La conformité aux normes internationales

[108]   Comme l’a souligné la SPR [au paragraphe 70], la comparaison entre le droit de l’État d’origine et les normes canadiennes ou internationales ne constitue pas le « critère définitif ». La Cour d’appel fédérale a déclaré que dans un pays libre et indépendant comme les États‑Unis, le demandeur doit établir l’existence de « circonstances exceptionnelles » pour montrer que la protection de l’État est inefficace (arrêt Satiacum, précité). Parmi des exemples de telles circonstances, mentionnons celles « qui tendent à entâcher tout le régime de poursuites, la sélection du jury ou le jugement » [arrêt Satiacum, précité] ou celles où « l’indépendance ou le sens de l’équité des juges est en cause » [arrêt Satiacum, précité] (Usta c. Canada (Ministre de la Citoyenneté et de l’Immigration), 2004 CF 1525, aux paragraphes 15 et 16; Tuck c. Canada (Ministre de la Citoyenneté et de l’Immigration), 2005 CF 138, au paragraphe 14).

[109]   Le défendeur soutient qu’aucun élément de la sorte n’a été présenté en l’espèce. En fait, les éléments de preuve tendent à indiquer que le système de justice militaire comporte suffisamment de mesures de contrôle. Les cas d’influence indue de la chaîne de commandement ne signifient pas que l’ensemble du système de justice militaire a été entaché. Comme l’a déclaré la Cour d’appel fédérale dans l’arrêt Satiacum, « [l]a notion de procès équitable dans un système judiciaire équitable et impartial doit tenir compte des mécanismes de correction qu’offre le système ».

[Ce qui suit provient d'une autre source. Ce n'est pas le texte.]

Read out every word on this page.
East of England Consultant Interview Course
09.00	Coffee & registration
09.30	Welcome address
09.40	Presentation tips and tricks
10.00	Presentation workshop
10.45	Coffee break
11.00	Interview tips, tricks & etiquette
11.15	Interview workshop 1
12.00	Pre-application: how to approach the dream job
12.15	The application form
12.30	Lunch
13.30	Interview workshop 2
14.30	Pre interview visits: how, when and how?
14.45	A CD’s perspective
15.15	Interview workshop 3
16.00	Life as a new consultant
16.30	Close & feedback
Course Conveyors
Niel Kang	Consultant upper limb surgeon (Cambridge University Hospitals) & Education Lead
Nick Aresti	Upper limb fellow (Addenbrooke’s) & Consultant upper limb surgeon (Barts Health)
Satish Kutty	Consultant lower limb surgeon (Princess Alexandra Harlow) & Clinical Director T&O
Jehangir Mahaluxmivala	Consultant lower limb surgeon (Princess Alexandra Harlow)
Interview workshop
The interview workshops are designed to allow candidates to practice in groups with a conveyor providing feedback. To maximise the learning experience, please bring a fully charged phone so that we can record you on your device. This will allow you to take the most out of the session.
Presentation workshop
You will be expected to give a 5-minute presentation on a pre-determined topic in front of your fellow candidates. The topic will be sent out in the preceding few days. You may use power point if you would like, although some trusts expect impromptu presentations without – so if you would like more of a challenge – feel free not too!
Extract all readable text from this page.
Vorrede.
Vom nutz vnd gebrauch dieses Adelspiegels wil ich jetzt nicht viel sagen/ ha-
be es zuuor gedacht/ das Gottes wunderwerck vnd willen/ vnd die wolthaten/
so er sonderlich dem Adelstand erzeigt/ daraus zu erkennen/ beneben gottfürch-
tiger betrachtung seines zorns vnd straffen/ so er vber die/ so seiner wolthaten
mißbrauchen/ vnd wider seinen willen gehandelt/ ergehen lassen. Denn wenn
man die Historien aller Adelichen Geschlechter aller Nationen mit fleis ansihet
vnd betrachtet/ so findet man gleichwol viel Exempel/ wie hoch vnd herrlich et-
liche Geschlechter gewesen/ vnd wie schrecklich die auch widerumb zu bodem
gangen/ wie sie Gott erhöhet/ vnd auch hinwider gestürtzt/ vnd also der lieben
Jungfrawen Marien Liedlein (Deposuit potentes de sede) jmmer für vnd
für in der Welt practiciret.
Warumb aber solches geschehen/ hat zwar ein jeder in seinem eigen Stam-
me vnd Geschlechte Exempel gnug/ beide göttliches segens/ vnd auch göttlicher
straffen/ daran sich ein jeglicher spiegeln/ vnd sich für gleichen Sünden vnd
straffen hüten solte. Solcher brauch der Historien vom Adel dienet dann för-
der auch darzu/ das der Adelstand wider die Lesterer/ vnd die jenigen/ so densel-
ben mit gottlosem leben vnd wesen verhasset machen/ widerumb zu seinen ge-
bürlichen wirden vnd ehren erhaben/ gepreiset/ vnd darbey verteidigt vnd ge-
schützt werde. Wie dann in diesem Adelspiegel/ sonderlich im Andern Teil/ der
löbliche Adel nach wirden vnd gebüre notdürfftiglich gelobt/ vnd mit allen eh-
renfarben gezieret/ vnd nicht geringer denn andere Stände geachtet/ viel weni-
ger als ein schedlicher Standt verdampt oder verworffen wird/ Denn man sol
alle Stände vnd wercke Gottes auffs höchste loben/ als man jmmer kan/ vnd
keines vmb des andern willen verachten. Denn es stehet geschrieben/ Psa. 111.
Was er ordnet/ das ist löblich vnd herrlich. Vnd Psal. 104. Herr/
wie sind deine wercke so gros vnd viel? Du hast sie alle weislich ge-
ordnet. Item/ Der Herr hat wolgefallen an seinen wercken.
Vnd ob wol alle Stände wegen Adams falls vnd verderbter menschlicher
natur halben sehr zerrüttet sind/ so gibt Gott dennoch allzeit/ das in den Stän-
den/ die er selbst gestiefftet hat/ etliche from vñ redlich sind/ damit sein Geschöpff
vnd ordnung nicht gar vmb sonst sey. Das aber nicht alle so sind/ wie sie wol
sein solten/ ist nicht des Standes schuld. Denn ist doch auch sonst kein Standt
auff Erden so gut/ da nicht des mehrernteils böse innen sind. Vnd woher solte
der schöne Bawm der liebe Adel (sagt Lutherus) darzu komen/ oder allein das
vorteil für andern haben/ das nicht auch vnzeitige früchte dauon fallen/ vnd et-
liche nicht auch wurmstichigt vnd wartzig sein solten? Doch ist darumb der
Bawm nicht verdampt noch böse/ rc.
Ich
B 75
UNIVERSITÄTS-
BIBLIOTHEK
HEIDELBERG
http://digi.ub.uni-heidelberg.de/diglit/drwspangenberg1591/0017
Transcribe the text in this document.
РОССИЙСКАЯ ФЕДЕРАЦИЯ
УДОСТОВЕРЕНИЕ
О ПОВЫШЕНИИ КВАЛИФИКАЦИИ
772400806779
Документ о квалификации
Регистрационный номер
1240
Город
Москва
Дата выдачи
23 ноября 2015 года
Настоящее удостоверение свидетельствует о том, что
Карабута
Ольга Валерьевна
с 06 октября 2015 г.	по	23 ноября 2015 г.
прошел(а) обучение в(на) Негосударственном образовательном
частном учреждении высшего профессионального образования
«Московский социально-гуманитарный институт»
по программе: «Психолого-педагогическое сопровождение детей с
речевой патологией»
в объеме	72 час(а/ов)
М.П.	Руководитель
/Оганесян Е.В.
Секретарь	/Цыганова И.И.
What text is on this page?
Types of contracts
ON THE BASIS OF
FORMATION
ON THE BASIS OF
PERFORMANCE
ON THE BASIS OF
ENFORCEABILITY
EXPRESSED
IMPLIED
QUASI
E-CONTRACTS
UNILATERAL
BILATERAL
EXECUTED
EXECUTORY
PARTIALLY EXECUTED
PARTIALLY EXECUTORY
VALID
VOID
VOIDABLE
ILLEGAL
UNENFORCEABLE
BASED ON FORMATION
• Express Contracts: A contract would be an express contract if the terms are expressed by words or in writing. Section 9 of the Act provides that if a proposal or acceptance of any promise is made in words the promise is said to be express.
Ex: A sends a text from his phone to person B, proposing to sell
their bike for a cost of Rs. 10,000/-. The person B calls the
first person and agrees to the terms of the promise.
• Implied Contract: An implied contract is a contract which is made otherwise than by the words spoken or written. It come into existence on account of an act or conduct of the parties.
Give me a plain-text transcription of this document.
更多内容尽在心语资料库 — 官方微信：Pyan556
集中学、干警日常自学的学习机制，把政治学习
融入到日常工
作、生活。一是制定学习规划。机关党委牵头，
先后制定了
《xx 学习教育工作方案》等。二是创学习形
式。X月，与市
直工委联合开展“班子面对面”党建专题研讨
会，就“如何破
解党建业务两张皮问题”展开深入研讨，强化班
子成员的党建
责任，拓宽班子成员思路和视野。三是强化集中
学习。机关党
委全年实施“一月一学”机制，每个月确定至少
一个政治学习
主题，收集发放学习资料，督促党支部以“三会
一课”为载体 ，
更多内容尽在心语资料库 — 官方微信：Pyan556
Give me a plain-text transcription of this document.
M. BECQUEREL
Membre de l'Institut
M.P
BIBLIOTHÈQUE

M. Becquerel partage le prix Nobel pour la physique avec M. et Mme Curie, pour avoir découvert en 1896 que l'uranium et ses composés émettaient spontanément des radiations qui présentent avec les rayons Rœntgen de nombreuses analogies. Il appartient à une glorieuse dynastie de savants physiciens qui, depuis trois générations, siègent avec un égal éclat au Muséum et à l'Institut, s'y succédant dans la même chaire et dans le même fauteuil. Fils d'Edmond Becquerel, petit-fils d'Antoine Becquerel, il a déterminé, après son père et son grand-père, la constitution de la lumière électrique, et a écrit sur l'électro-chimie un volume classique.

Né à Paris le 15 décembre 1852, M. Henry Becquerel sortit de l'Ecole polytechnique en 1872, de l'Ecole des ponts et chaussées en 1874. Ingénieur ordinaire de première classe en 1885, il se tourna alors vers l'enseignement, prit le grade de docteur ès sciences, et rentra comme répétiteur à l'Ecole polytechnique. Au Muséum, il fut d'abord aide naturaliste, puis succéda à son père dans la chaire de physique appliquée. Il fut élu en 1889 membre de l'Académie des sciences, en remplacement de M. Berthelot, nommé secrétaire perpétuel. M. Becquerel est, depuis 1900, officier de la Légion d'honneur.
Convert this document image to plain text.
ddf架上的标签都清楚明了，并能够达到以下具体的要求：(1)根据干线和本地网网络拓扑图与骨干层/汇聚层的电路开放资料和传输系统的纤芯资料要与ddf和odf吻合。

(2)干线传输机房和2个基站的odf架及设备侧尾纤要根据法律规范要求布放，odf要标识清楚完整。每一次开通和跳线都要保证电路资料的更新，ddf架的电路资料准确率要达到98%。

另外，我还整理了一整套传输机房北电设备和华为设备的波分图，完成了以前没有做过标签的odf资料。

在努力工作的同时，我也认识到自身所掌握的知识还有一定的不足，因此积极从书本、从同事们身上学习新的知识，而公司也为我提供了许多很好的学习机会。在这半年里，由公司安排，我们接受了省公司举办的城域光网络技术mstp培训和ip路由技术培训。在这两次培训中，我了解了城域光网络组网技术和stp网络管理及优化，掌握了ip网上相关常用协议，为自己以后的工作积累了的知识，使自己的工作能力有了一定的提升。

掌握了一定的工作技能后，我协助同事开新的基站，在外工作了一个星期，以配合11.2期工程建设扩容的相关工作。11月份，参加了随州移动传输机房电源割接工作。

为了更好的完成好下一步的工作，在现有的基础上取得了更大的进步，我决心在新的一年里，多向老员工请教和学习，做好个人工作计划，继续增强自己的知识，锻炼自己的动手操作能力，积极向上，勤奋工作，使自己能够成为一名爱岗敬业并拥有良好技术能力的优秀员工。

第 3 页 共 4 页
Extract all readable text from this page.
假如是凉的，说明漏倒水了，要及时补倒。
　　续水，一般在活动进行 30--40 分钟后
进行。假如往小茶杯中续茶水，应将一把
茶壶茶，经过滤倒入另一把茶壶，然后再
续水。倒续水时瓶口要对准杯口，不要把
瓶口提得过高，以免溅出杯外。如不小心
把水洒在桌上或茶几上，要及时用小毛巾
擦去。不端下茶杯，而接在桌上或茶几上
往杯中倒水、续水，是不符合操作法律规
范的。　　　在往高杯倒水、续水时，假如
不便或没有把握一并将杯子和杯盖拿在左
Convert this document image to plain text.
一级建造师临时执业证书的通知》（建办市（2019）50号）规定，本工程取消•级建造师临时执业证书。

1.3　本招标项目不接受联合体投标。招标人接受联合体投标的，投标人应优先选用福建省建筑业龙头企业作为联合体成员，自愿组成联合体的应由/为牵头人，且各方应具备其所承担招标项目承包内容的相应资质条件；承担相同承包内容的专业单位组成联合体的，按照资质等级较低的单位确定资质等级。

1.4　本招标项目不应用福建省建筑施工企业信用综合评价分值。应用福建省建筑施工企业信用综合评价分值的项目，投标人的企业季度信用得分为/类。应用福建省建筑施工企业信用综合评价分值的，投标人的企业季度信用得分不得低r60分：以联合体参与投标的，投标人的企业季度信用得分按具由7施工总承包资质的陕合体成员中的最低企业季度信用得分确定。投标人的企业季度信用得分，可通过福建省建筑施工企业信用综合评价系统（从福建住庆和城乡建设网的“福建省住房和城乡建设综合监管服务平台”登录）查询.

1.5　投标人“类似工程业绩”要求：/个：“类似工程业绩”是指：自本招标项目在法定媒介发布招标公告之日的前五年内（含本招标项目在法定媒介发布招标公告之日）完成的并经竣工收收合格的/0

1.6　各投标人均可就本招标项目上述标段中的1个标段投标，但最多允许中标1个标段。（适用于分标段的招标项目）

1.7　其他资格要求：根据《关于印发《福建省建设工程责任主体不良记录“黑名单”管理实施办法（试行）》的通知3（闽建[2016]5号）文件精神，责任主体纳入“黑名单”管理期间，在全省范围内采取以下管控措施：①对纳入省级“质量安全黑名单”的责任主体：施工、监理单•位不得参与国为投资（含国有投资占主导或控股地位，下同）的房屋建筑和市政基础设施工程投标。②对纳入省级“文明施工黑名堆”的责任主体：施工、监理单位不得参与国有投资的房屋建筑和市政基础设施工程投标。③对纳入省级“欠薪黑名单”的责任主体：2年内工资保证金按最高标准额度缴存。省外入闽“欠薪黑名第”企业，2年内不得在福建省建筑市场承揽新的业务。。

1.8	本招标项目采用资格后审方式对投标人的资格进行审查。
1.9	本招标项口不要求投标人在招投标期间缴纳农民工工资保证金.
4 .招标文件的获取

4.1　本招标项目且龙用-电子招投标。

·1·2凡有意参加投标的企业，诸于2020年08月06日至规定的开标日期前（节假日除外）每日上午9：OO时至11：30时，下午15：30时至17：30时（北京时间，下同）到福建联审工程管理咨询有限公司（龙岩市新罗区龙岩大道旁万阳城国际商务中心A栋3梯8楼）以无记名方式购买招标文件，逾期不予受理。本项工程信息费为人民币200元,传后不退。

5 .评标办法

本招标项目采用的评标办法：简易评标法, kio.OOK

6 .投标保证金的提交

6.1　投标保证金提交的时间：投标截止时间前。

[110]   Le défendeur fait valoir que la SPR a présenté une explication raisonnable pour privilégier l’opinion du professeur Hansen : il a mis l’accent sur la question de savoir si le système américain était équitable et non sur celle de savoir s’il respectait le droit canadien et britannique, ce qui n’était pas le critère.

Violation du droit international

[111]   Le défendeur souligne qu’il ressort clairement du paragraphe 171 du Guide du HCNUR que « [n]’importe quelle conviction […] ne peut justifier une demande de reconnaissance du statut de réfugié après désertion ou après insoumission ». La peine prévue pour la désertion peut constituer de la persécution lorsque l’action militaire en cause est « condamné[e] par la communauté internationale comme étant contraire aux règles de conduite les plus élémentaires ».

[112]   La décision Hinzman de la Cour fédérale explique que pour décider si les actions d’un gouvernement tombent sous le coup du paragraphe 171, il faut prendre en compte les trois facteurs énumérés dans l’arrêt Krotov, précité. Le premier facteur est le suivant (Hinzman, au paragraphe 139) :

[…] le niveau et la nature du conflit, ainsi que l’attitude des autorités gouvernementales compétentes, sont tels que les combattants sont ou peuvent être tenus de commettre des actes contraires aux règles fondamentales de conduite de façon généralisée et généralement reconnues par la communauté internationale.

Selon le défendeur, ce facteur est fatal à la demande du demandeur, car celui‑ci n’a pas établi que l’attitude du gouvernement américain satisfaisait à ce critère.

[113]   La simple survenance d’incidents isolés de violations du droit humanitaire international ne signifie pas que le gouvernement américain autorisait cette conduite. Comme l’a souligné la Cour fédérale dans la décision Hinzman [au paragraphe 169], « [i]l est généralement accepté que les violations isolées du droit humanitaire international constituent un aspect regrettable, mais inévitable des conflits ».

Le moyen de défense de l’ordre illégal

[114]   Le défendeur fait valoir que les observations du demandeur sur ce point ne sont pas claires : d’une part, il admet que la SPR a compris que le moyen de défense de l’ordre illégal ne s’appliquait pas à une accusation de désertion, et d’autre part, il prétend que la SPR n’a pas compris le droit.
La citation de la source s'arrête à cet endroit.